Furthermore, prohibiting commercial banks and foreign bank branches from providing investment loans and trading securities will lose the advantage and competitiveness of Vietnamese banks and financial markets. Therefore, to promote the development of Vietnam's financial market, it is necessary to regulate banks and foreign bank branches to provide short-term investment loans and stock trading to promote the development of the market. capital market.

However, investing and trading in stocks is a very risky activity, therefore, to ensure the safe operation of the system of credit institutions, it is necessary to stipulate the conditions and limits that the Banks and foreign bank branches are allowed to lend for this activity. The National Assembly Standing Committee has proposed removing the regulation prohibiting commercial banks and foreign bank branches from granting credit to invest and trade in stocks. The latest draft law has been supplemented with regulations on limits and conditions for granting credit for investment and trading in stocks of commercial banks and foreign bank branches prescribed by the State Bank.

In addition, regulations related to the operations of credit institutions have also been revised to expand the scope of commercial banks' operations. Basically, after revision, the draft law fully and specifically stipulates the scope of the bank's business activities, including banking activities, said Chairman of the Economic Committee Ha Van Hien. Accordingly, for commercial banks, as soon as they are licensed to establish and operate, they can immediately carry out 20 groups of business activities.

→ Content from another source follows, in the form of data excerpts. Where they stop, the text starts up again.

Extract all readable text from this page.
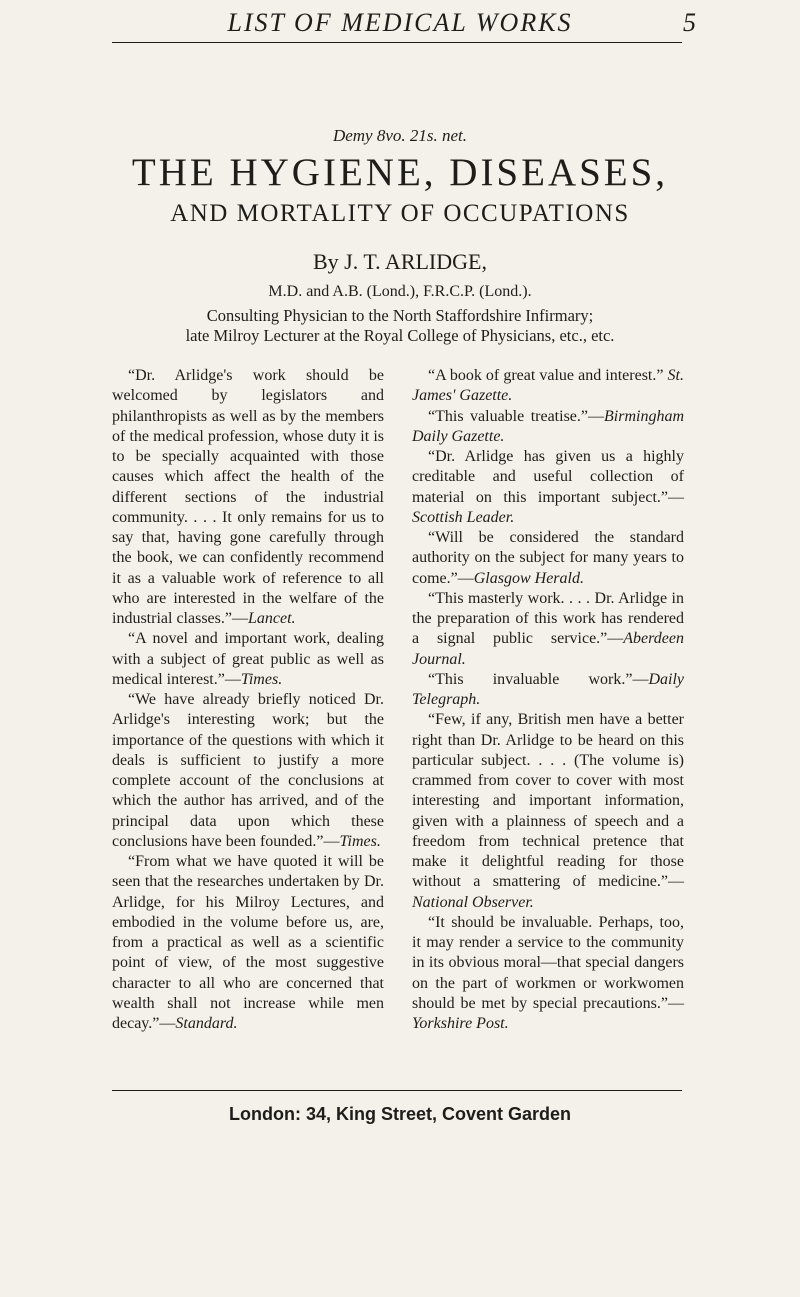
LIST OF MEDICAL WORKS	5
Demy 8vo. 21s. net.
THE HYGIENE, DISEASES,
AND MORTALITY OF OCCUPATIONS
By J. T. ARLIDGE,
M.D. and A.B. (Lond.), F.R.C.P. (Lond.).
Consulting Physician to the North Staffordshire Infirmary;
late Milroy Lecturer at the Royal College of Physicians, etc., etc.

“Dr. Arlidge's work should be welcomed by legislators and philanthropists as well as by the members of the medical profession, whose duty it is to be specially acquainted with those causes which affect the health of the different sections of the industrial community. . . . It only remains for us to say that, having gone carefully through the book, we can confidently recommend it as a valuable work of reference to all who are interested in the welfare of the industrial classes.”—Lancet.

“A novel and important work, dealing with a subject of great public as well as medical interest.”—Times.

“We have already briefly noticed Dr. Arlidge's interesting work; but the importance of the questions with which it deals is sufficient to justify a more complete account of the conclusions at which the author has arrived, and of the principal data upon which these conclusions have been founded.”—Times.

“From what we have quoted it will be seen that the researches undertaken by Dr. Arlidge, for his Milroy Lectures, and embodied in the volume before us, are, from a practical as well as a scientific point of view, of the most suggestive character to all who are concerned that wealth shall not increase while men decay.”—Standard.

“A book of great value and interest.” St. James' Gazette.

“This valuable treatise.”—Birmingham Daily Gazette.

“Dr. Arlidge has given us a highly creditable and useful collection of material on this important subject.”—Scottish Leader.

“Will be considered the standard authority on the subject for many years to come.”—Glasgow Herald.

“This masterly work. . . . Dr. Arlidge in the preparation of this work has rendered a signal public service.”—Aberdeen Journal.

“This invaluable work.”—Daily Telegraph.

“Few, if any, British men have a better right than Dr. Arlidge to be heard on this particular subject. . . . (The volume is) crammed from cover to cover with most interesting and important information, given with a plainness of speech and a freedom from technical pretence that make it delightful reading for those without a smattering of medicine.”—National Observer.

“It should be invaluable. Perhaps, too, it may render a service to the community in its obvious moral—that special dangers on the part of workmen or workwomen should be met by special precautions.”—Yorkshire Post.

London: 34, King Street, Covent Garden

There are only 6 groups of high-risk business activities that require permission to operate. Delegate Cao Sy Kiem said that, after being revised, the provisions of the bill have created conditions for credit institutions to be more autonomous and dynamic and supervision is also stricter.

However, some content is still directional, quantitative issues still need to wait for guidance from the State Bank. According to delegate Nguyen Dinh Quyen, regarding capital contribution and share purchase, the current law has set a limit of 11% of commercial banks and commercial bank subsidiaries that can be purchased in the charter capital, which is now assigned to the Bank. State regulations are a step backward.

The Right Delegate proposed that this ratio should be immediately determined in the law to avoid arbitrariness. Vice Chairman of the National Assembly Nguyen Duc Kien explained that assigning the State Bank to regulate some issues in the bill comes from the practice of operating monetary policy and interest rate policy over the past many years and to suit the situation of each period.